Angry opposition to the restaurant had been building for weeks.
Seated on the dais at the front of the sanctuary at the Lake Highlands Baptist Church, developers Lyle Burgin and Richard Kopf looked like ducks in a shooting gallery. One after another, residents who live near the lake took aim at the developers’ proposal.
“What you’re considering taking is one of the most beautiful views of White Rock Lake overlooking downtown that is free to all citizens of Dallas," Greg Brown said. “Then you’re wanting to charge the citizens of Dallas for that view.”
The crowd erupted with applause.
Nearly all of the 500 people who packed the meeting objected to replacing two-and-a-half acres of open park space and native blackland prairie with a moderately upscale restaurant and 160 parking spots.

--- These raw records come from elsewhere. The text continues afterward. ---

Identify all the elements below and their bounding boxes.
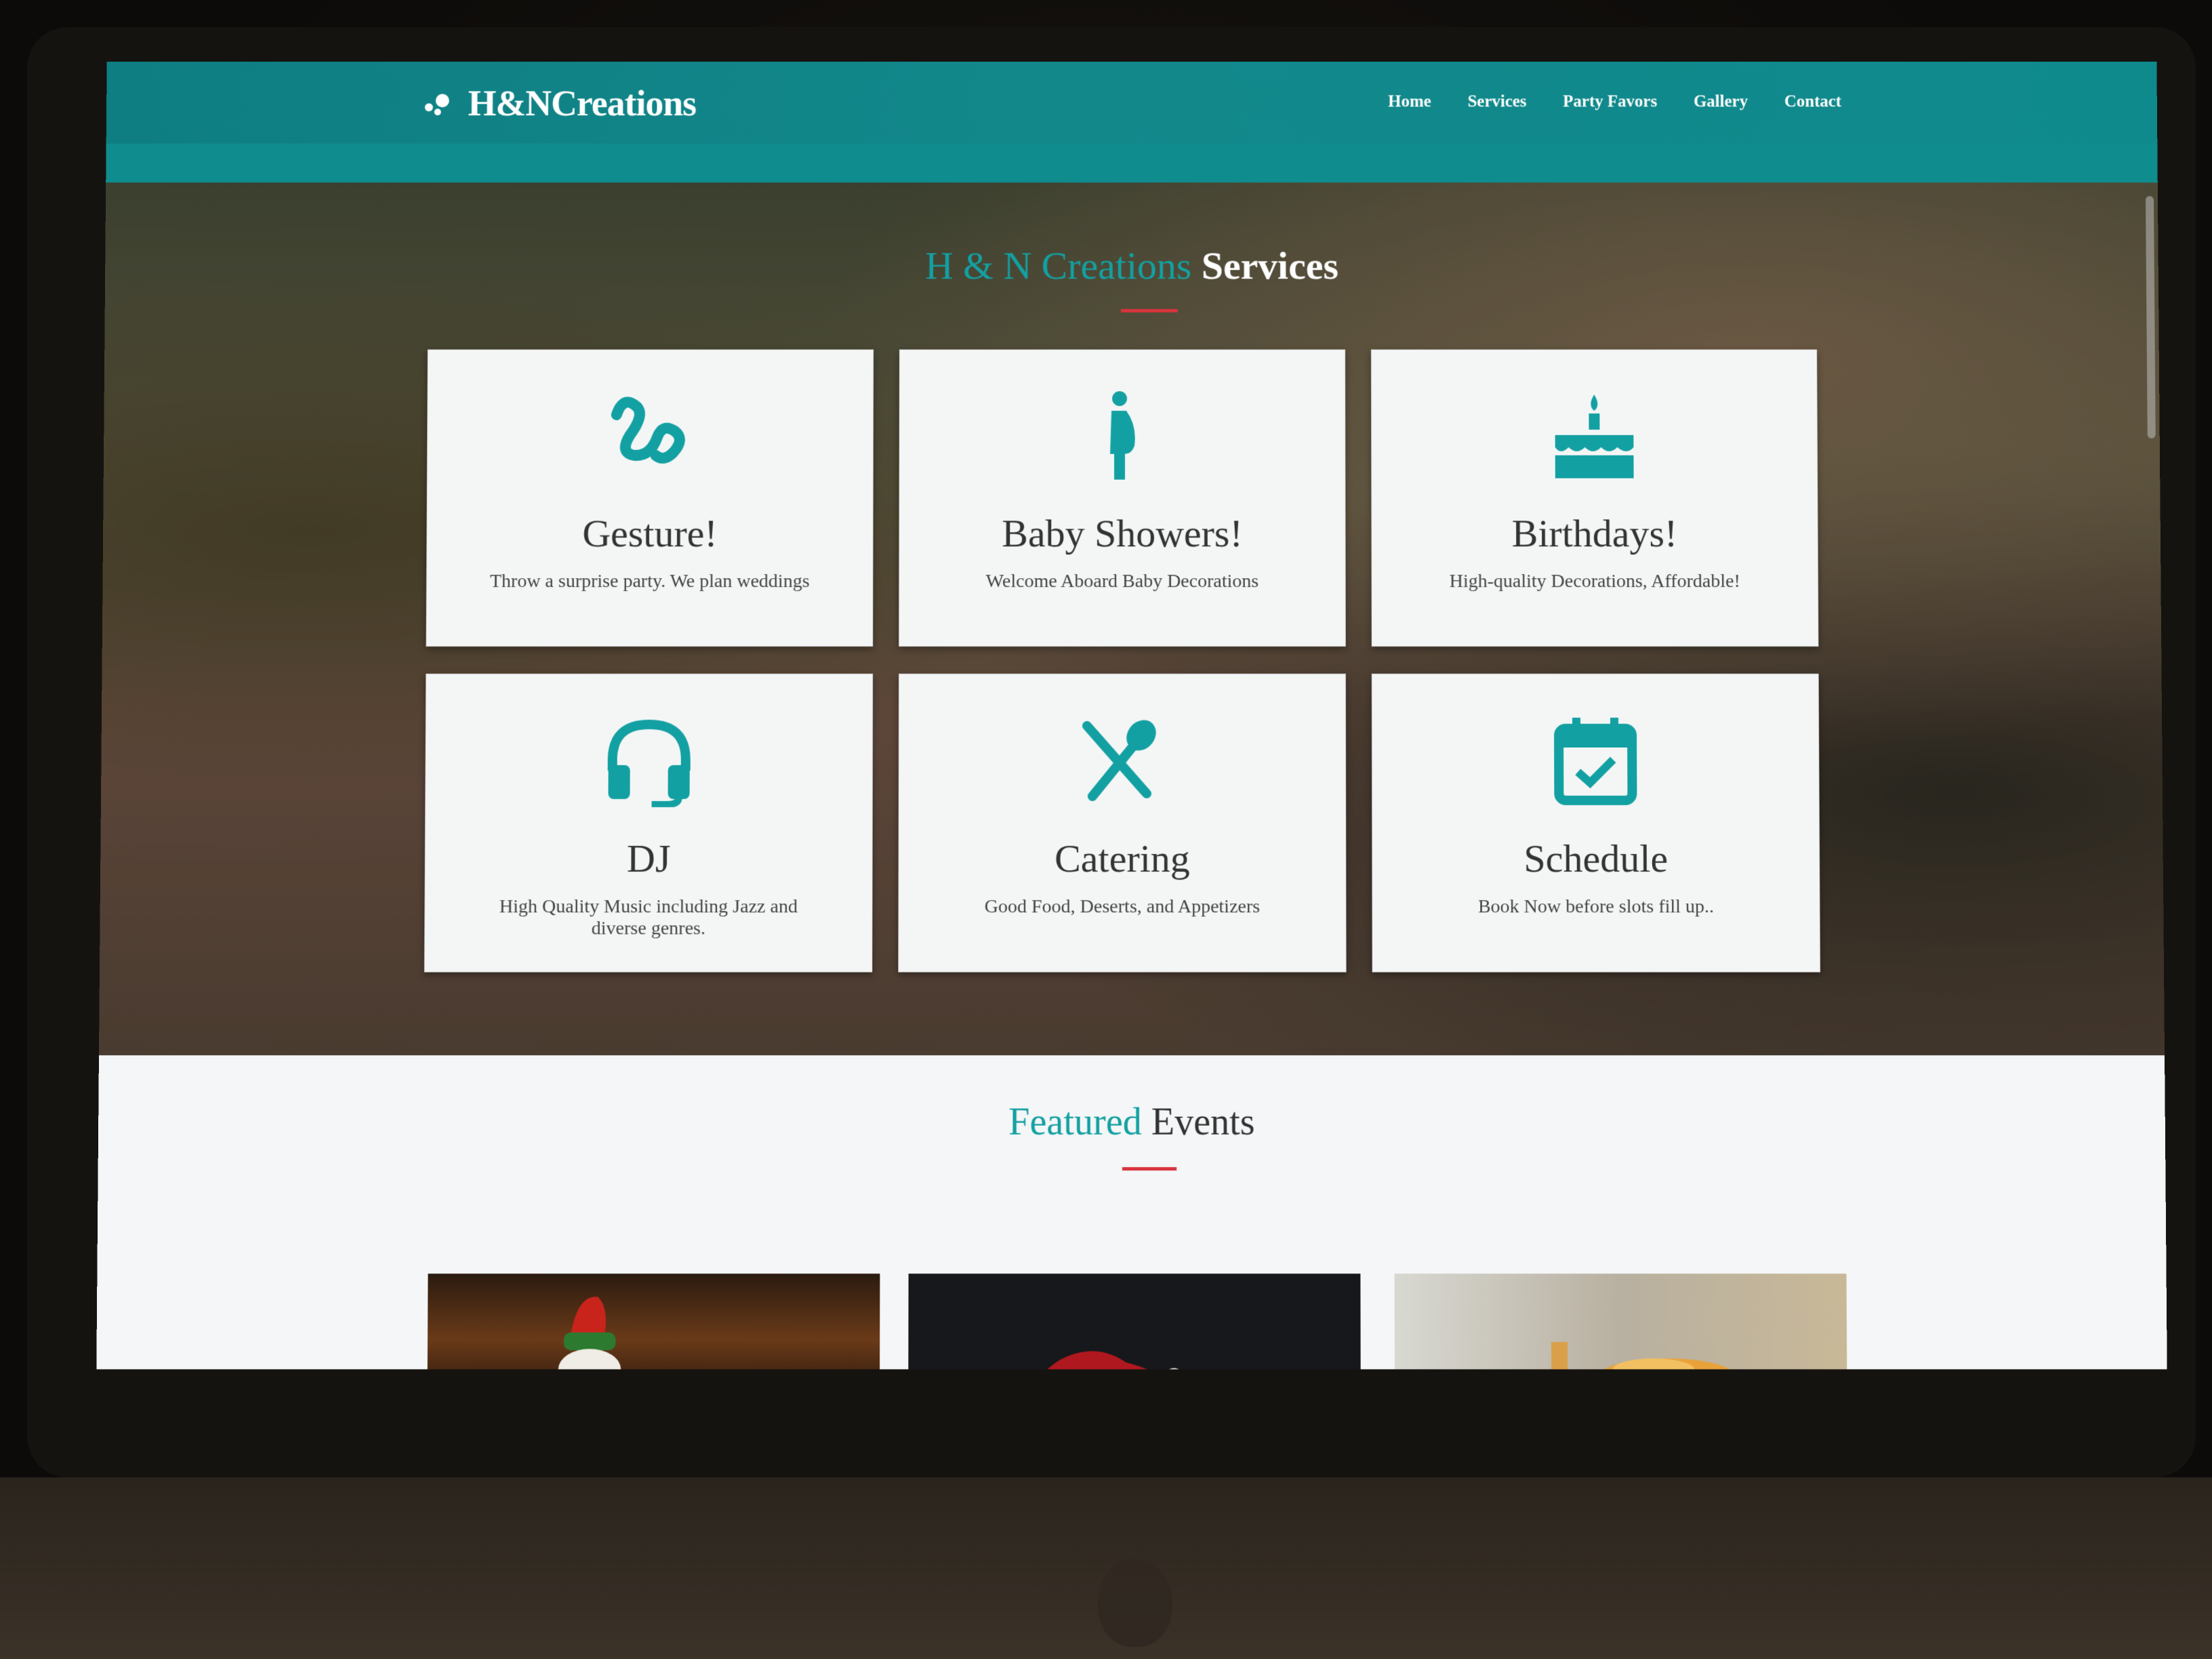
navbar-strip bbox=[106, 144, 2158, 182]
service-title: Catering bbox=[1054, 836, 1190, 881]
food-table-image bbox=[1544, 1335, 1749, 1369]
service-card-schedule[interactable]: Schedule Book Now before slots fill up.. bbox=[1372, 674, 1820, 972]
pregnant-woman-icon bbox=[1075, 388, 1170, 482]
service-title: Birthdays! bbox=[1512, 511, 1678, 556]
service-desc: High Quality Music including Jazz and di… bbox=[472, 896, 825, 939]
services-title-plain: Services bbox=[1202, 244, 1338, 288]
service-desc: Throw a surprise party. We plan weddings bbox=[474, 571, 826, 592]
sneaker-image bbox=[1010, 1342, 1215, 1369]
nav-home[interactable]: Home bbox=[1388, 93, 1431, 112]
event-thumbnail-sneaker[interactable] bbox=[908, 1273, 1360, 1369]
services-title: H & N Creations Services bbox=[105, 243, 2158, 289]
browser-screen: H&NCreations Home Services Party Favors … bbox=[96, 62, 2167, 1370]
nav-gallery[interactable]: Gallery bbox=[1694, 93, 1748, 112]
brand-name: H&NCreations bbox=[468, 83, 696, 124]
calendar-check-icon bbox=[1548, 712, 1643, 807]
santa-gnome-image bbox=[544, 1288, 632, 1370]
nav-links: Home Services Party Favors Gallery Conta… bbox=[1388, 93, 1841, 112]
featured-title-accent: Featured bbox=[1008, 1101, 1142, 1143]
featured-title-underline bbox=[1122, 1167, 1176, 1170]
service-card-baby-showers[interactable]: Baby Showers! Welcome Aboard Baby Decora… bbox=[899, 350, 1346, 647]
brand[interactable]: H&NCreations bbox=[424, 77, 696, 130]
gesture-icon bbox=[602, 388, 697, 482]
service-card-gesture[interactable]: Gesture! Throw a surprise party. We plan… bbox=[426, 350, 874, 647]
headset-icon bbox=[601, 712, 697, 807]
service-title: Schedule bbox=[1523, 836, 1668, 881]
service-title: Gesture! bbox=[582, 511, 718, 556]
event-thumbnail-christmas[interactable] bbox=[428, 1273, 880, 1369]
featured-title-plain: Events bbox=[1151, 1101, 1255, 1143]
nav-contact[interactable]: Contact bbox=[1784, 93, 1841, 112]
utensils-icon bbox=[1075, 712, 1170, 807]
apple-logo-icon bbox=[1098, 1559, 1172, 1647]
service-title: DJ bbox=[627, 836, 671, 881]
service-title: Baby Showers! bbox=[1002, 511, 1243, 556]
nav-services[interactable]: Services bbox=[1467, 93, 1526, 112]
featured-events-section: Featured Events bbox=[96, 1055, 2167, 1369]
navbar: H&NCreations Home Services Party Favors … bbox=[106, 62, 2158, 144]
service-desc: Welcome Aboard Baby Decorations bbox=[946, 571, 1298, 592]
nav-party-favors[interactable]: Party Favors bbox=[1563, 93, 1657, 112]
service-cards: Gesture! Throw a surprise party. We plan… bbox=[424, 350, 1843, 972]
service-desc: Good Food, Deserts, and Appetizers bbox=[946, 896, 1299, 918]
services-title-accent: H & N Creations bbox=[925, 244, 1191, 288]
services-hero: H & N Creations Services Gesture! Throw … bbox=[99, 182, 2165, 1055]
featured-events-title: Featured Events bbox=[98, 1101, 2165, 1144]
service-desc: High-quality Decorations, Affordable! bbox=[1419, 571, 1771, 592]
cake-icon bbox=[1547, 388, 1641, 482]
party-dots-icon bbox=[424, 90, 453, 117]
service-desc: Book Now before slots fill up.. bbox=[1420, 896, 1773, 918]
event-thumbnail-dining[interactable] bbox=[1395, 1273, 1847, 1369]
monitor: H&NCreations Home Services Party Favors … bbox=[0, 0, 2212, 1659]
service-card-dj[interactable]: DJ High Quality Music including Jazz and… bbox=[424, 674, 873, 972]
service-card-catering[interactable]: Catering Good Food, Deserts, and Appetiz… bbox=[898, 674, 1346, 972]
service-card-birthdays[interactable]: Birthdays! High-quality Decorations, Aff… bbox=[1371, 350, 1818, 647]
services-title-underline bbox=[1121, 309, 1178, 312]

“You’re wanting to pave paradise and put up a parking lot,” Terri Raith said as she quoted a famous Joni Mitchell song.
Raith accused the developers of staging a land grab.
“You’re wanting to take the only mountain top we’ve got and take it for your personal use," she said. "And I don’t know why you think you even think you can do that."
Lots of boos and hisses
Boos and hisses erupted as a single speaker spoke in support of the restaurant saying she would “love to sip a margarita by the lake.”
The atmosphere grew even more confrontational as another speaker challenged developer Richard Kopf.
“How can you be so thick-headed to anger so many people? You are arrogant enough to think you’ll get this because you have powerful friends. I can see it in your eyes, man,” the speaker charged.
Kopf responded: “That is not the way we approached this. We have met with a lot of different people, and we have asked for ideas, and thoughts and suggestions and comments back.”
Developers defend themselves
Kopf explained that developers would build the restaurant with private money but the city would own it. A portion of the money from the restaurant would go into a fund that would support groups making improvements in the park.
“We would be providing a source of funding for projects at the lake those organizations are trying to do,” Kopf said.
Dallas City Council member Sheffield “Sheffie” Kadane, who represents the White Rock area, raised further doubts about the project’s success when he strode to the front and held up his new T-shirt, which read “Save Boy Scout Hill.”
Kadane told the crowd: “Once it (the restaurant proposal) comes to the City Council, I will not be approving this restaurant.”
Objections by a council member to a project in his or her district usually means it will be rejected.
Kadane said he expects developers to drop the restaurant proposal because of overwhelming opposition.
Not giving up
But Lyle Burgin says it’s not over.
“It’s disappointing to find this much opposition, but no, we’re not giving up the possibility yet,” he said.
Burgin says he and his partner plan to meet with other area groups in hopes they’ll be more receptive to building a restaurant in White Rock Lake Park.